Pharmacy Benefit Managers

The Senate passed a bill on Thursday to further regulate pharmacy benefit managers ("PBMs"). The senate-passed version of SB227 is based on lengthy negotiations and significant concessions by both opponents and proponents of the original bill. The bill adopts many of the provisions that pharmacists sought in the original bill, but no longer contains the elements that would have resulted in the greatest cost increases to health plans and plan members.
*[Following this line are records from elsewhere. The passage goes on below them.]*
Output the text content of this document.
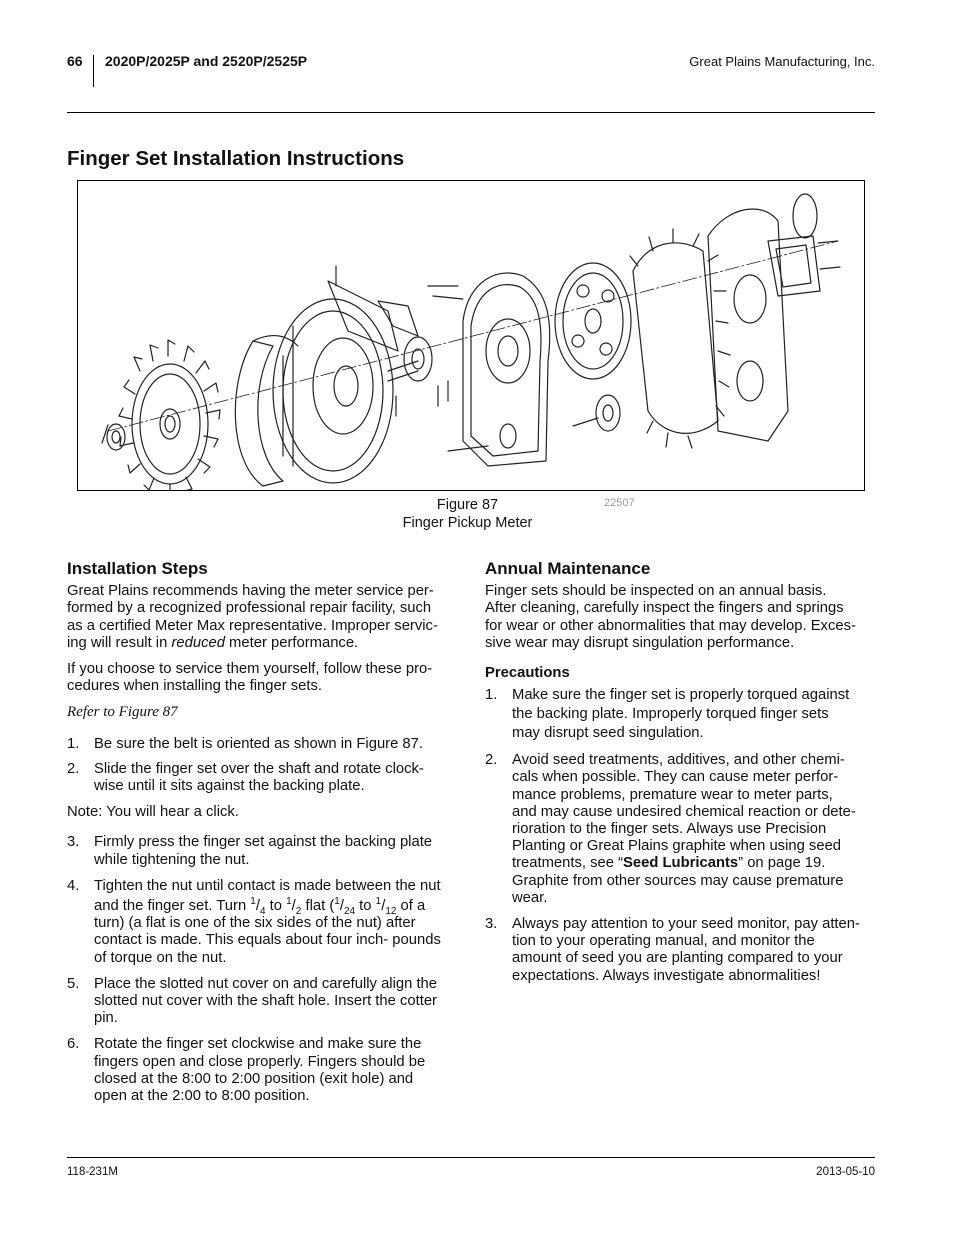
66 2020P/2025P and 2520P/2525P	Great Plains Manufacturing, Inc.
Finger Set Installation Instructions
Figure 87
Finger Pickup Meter
22507
Installation Steps

Great Plains recommends having the meter service per-
formed by a recognized professional repair facility, such
as a certified Meter Max representative. Improper servic-
ing will result in reduced meter performance.

If you choose to service them yourself, follow these pro-
cedures when installing the finger sets.

Refer to Figure 87

1. Be sure the belt is oriented as shown in Figure 87.
2. Slide the finger set over the shaft and rotate clock-
wise until it sits against the backing plate.

Note: You will hear a click.

3. Firmly press the finger set against the backing plate
while tightening the nut.
4. Tighten the nut until contact is made between the nut
and the finger set. Turn $^1/_4$ to $^1/_2$ flat ($^1/_{24}$ to $^1/_{12}$ of a
turn) (a flat is one of the six sides of the nut) after
contact is made. This equals about four inch- pounds
of torque on the nut.
5. Place the slotted nut cover on and carefully align the
slotted nut cover with the shaft hole. Insert the cotter
pin.
6. Rotate the finger set clockwise and make sure the
fingers open and close properly. Fingers should be
closed at the 8:00 to 2:00 position (exit hole) and
open at the 2:00 to 8:00 position.
Annual Maintenance

Finger sets should be inspected on an annual basis.
After cleaning, carefully inspect the fingers and springs
for wear or other abnormalities that may develop. Exces-
sive wear may disrupt singulation performance.

Precautions
1. Make sure the finger set is properly torqued against
the backing plate. Improperly torqued finger sets
may disrupt seed singulation.
2. Avoid seed treatments, additives, and other chemi-
cals when possible. They can cause meter perfor-
mance problems, premature wear to meter parts,
and may cause undesired chemical reaction or dete-
rioration to the finger sets. Always use Precision
Planting or Great Plains graphite when using seed
treatments, see “Seed Lubricants” on page 19.
Graphite from other sources may cause premature
wear.
3. Always pay attention to your seed monitor, pay atten-
tion to your operating manual, and monitor the
amount of seed you are planting compared to your
expectations. Always investigate abnormalities!
118-231M	2013-05-10
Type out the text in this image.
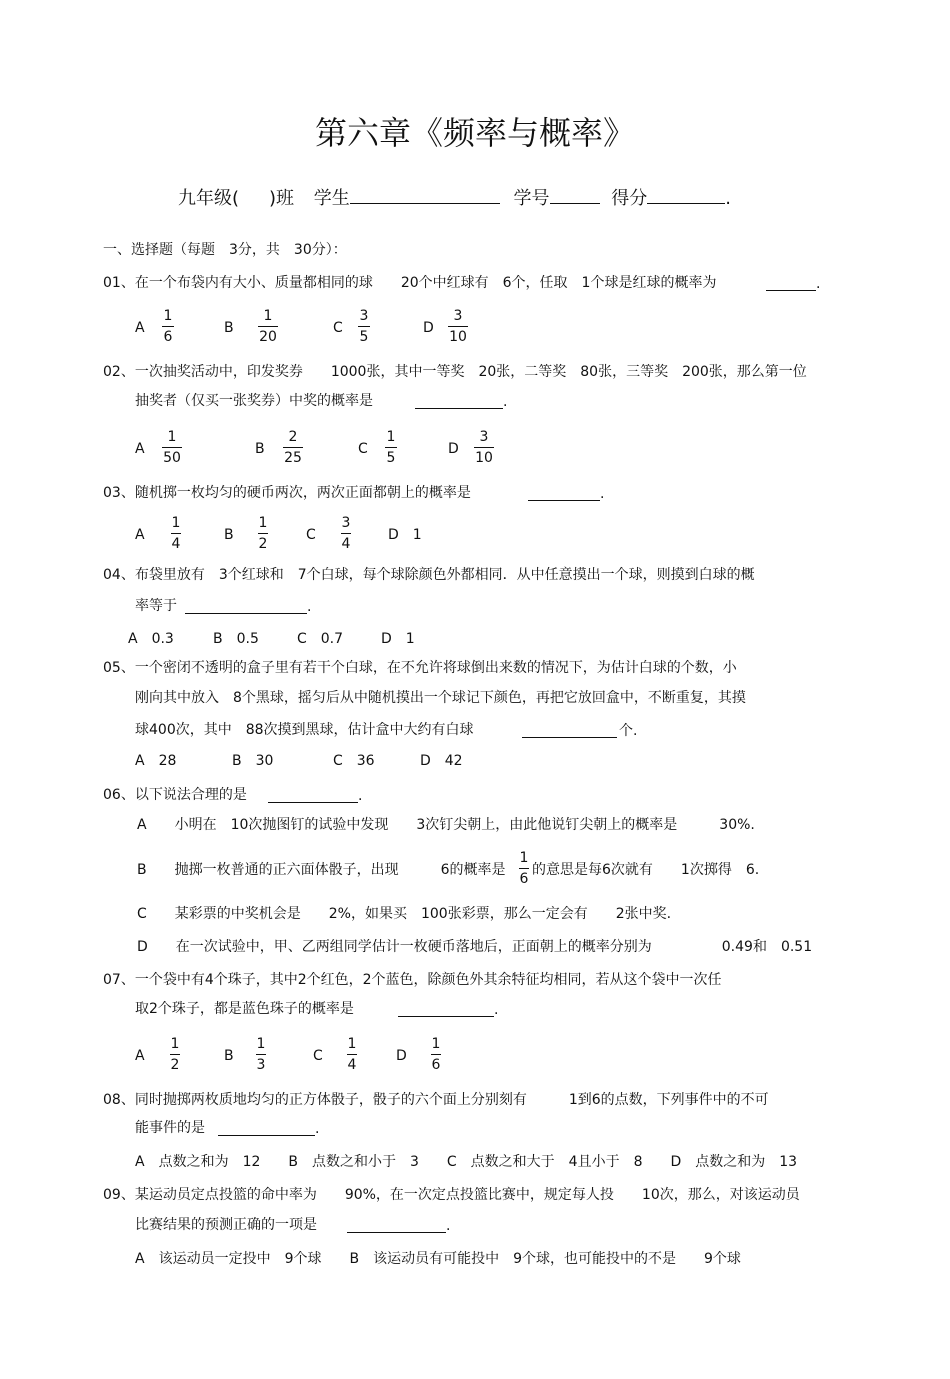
第六章《频率与概率》
九年级( )班 学生	学号	得分	.
一、选择题（每题　3分，共　30分）：
01、在一个布袋内有大小、质量都相同的球　　20个中红球有　6个，任取　1个球是红球的概率为	.
A
1
6
B
1
20
C
3
5
D
3
10
02、一次抽奖活动中，印发奖券　　1000张，其中一等奖　20张，二等奖　80张，三等奖　200张，那么第一位
抽奖者（仅买一张奖券）中奖的概率是	.
A
1
50
B
2
25
C
1
5
D
3
10
03、随机掷一枚均匀的硬币两次，两次正面都朝上的概率是	.
A
1
4
B
1
2
C
3
4
D　1
04、布袋里放有　3个红球和　7个白球，每个球除颜色外都相同．从中任意摸出一个球，则摸到白球的概
率等于	.
A　0.3	B　0.5	C　0.7	D　1
05、一个密闭不透明的盒子里有若干个白球，在不允许将球倒出来数的情况下，为估计白球的个数，小
刚向其中放入　8个黑球，摇匀后从中随机摸出一个球记下颜色，再把它放回盒中，不断重复，其摸
球400次，其中　88次摸到黑球，估计盒中大约有白球	个.
A　28	B　30	C　36	D　42
06、以下说法合理的是	.
A　　小明在　10次抛图钉的试验中发现　　3次钉尖朝上，由此他说钉尖朝上的概率是　　　30%.
B　　抛掷一枚普通的正六面体骰子，出现　　　6的概率是
1
6
的意思是每6次就有　　1次掷得　6.
C　　某彩票的中奖机会是　　2%，如果买　100张彩票，那么一定会有　　2张中奖.
D　　在一次试验中，甲、乙两组同学估计一枚硬币落地后，正面朝上的概率分别为　　　　　0.49和　0.51
07、一个袋中有4个珠子，其中2个红色，2个蓝色，除颜色外其余特征均相同，若从这个袋中一次任
取2个珠子，都是蓝色珠子的概率是	.
A
1
2
B
1
3
C
1
4
D
1
6
08、同时抛掷两枚质地均匀的正方体骰子，骰子的六个面上分别刻有　　　1到6的点数，下列事件中的不可
能事件的是	.
A　点数之和为　12　　B　点数之和小于　3　　C　点数之和大于　4且小于　8　　D　点数之和为　13
09、某运动员定点投篮的命中率为　　90%，在一次定点投篮比赛中，规定每人投　　10次，那么，对该运动员
比赛结果的预测正确的一项是	.
A　该运动员一定投中　9个球　　B　该运动员有可能投中　9个球，也可能投中的不是　　9个球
The major components of the substitute bill passed by the Senate include:

  • Prohibits the mandatory use of mail order pharmacy, but allows optional mail order;
  • Prohibits the mandatory use of a PBM affiliated pharmacy;
  • Allows PBMs to use incentives to encourage people to use lower cost options like mail order;
  • Requires a PBM to let a pharmacy participate in a network as long as the pharmacy agrees to all of the terms and conditions of the network contract;
  • Prohibits a PBM from reimbursing a PBM affiliated pharmacy more than a non-affiliated pharmacy for prescriptions for patients who are members of the same health benefit plan;
  • Allows a pharmacy to inform a patient about lower cost alternative medications;
  • Requires PBMs to prepare and make available an annual report for its clients setting forth the amount of the rebates received and amount retained by the PBM;
  • Adds significant regulatory oversight of PBMs by the Department of Insurance.
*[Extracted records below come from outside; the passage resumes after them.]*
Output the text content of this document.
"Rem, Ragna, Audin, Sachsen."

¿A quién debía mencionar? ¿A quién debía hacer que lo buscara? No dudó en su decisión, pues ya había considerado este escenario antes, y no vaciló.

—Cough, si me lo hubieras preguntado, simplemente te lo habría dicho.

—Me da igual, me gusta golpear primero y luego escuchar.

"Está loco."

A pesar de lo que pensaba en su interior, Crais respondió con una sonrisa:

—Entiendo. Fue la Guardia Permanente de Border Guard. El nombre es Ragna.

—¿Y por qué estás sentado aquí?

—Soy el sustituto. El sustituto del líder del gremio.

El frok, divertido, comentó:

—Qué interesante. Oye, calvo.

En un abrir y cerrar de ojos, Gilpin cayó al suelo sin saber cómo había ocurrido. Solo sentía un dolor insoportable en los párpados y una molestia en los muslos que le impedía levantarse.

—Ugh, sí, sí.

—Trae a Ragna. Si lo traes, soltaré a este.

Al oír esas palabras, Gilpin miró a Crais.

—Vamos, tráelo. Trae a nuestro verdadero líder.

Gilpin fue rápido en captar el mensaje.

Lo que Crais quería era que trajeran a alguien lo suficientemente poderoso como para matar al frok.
SB 227 now moves to the House for consideration.

COVID-19 Recovery Capital Credit Protection Act

The House unanimously approved SB 274 on Thursday. SB 274, the COVID-19 Recovery Capital Credit Protection Act of 2021, extends the time period to satisfy initial wage and employment requirements for up to two years for qualifying Capital Credit Program projects placed into service during 2019, 2020, and 2021. The bill now moves to Governor Ivey's desk.

Medical Cannabis

The House Judiciary Committee passed Senator Melson's medical cannabis bill Wednesday after considering 17 proposed amendments and approving 10. SB 46 would allow medical cannabis to be prescribed in certain forms to treat 16 conditions after other pain remedies have been exhausted. The bill would also create an Alabama Medical Cannabis Commission to establish a registry for patients, caregivers, and facilities. The bill still has a long way to go; the next hurdle is the House Health Committee, then the full House. Although previously passed by the Senate, SB 46 would then have to return to the Senate for concurrence with the House changes before going to the governor.

Concealed Carry

The House approved a Senate-passed bill Thursday that would establish a lifetime concealed carry permit and require the Alabama Law Enforcement Agency to develop a statewide firearm database of "prohibited persons." SB 308 would set the permit fee at $300, or $150 for those over 60 years old. The bill also includes yearly reporting requirements for sheriff's offices relating to the number of permits issued and fees collected.

Open Enrollment

The Senate Education Policy Committee approved a bill Tuesday that would require Alabama school systems to adopt open enrollment policies. SB 365 would include exceptions and allow for denial of enrollment for several reasons, including:

  • Lack of space or teachers
  • Requested program not offered
  • School not equipped with necessary facilities to meet special needs of student
  • Student does not meet eligibility criteria
  • Student has been/is being expelled or legally denied permission to enroll
  • Enrollment would run counter to a desegregation plan in effect

Further, schools would not be required to:

  • Alter the structure of the school or the arrangements/function of rooms
  • Offer a particular program if not already offered
  • Alter/waive any established eligibility criteria for participation in a particular program
  • Provide transportation for out-of-system students

SB 365 cleared the Committee by a 7-3 vote and can now be considered by the full Senate.

Student-Athlete Compensation

The Senate Judiciary Committee approved a bill Wednesday to allow compensation of college student-athletes when their name, image, or likeness is used in promotional material. HB 404 comes amid an ongoing U.S. Supreme Court case considering the merits of collegiate amateurism. Already passed by the House, HB 404 can now be taken up by the full Senate.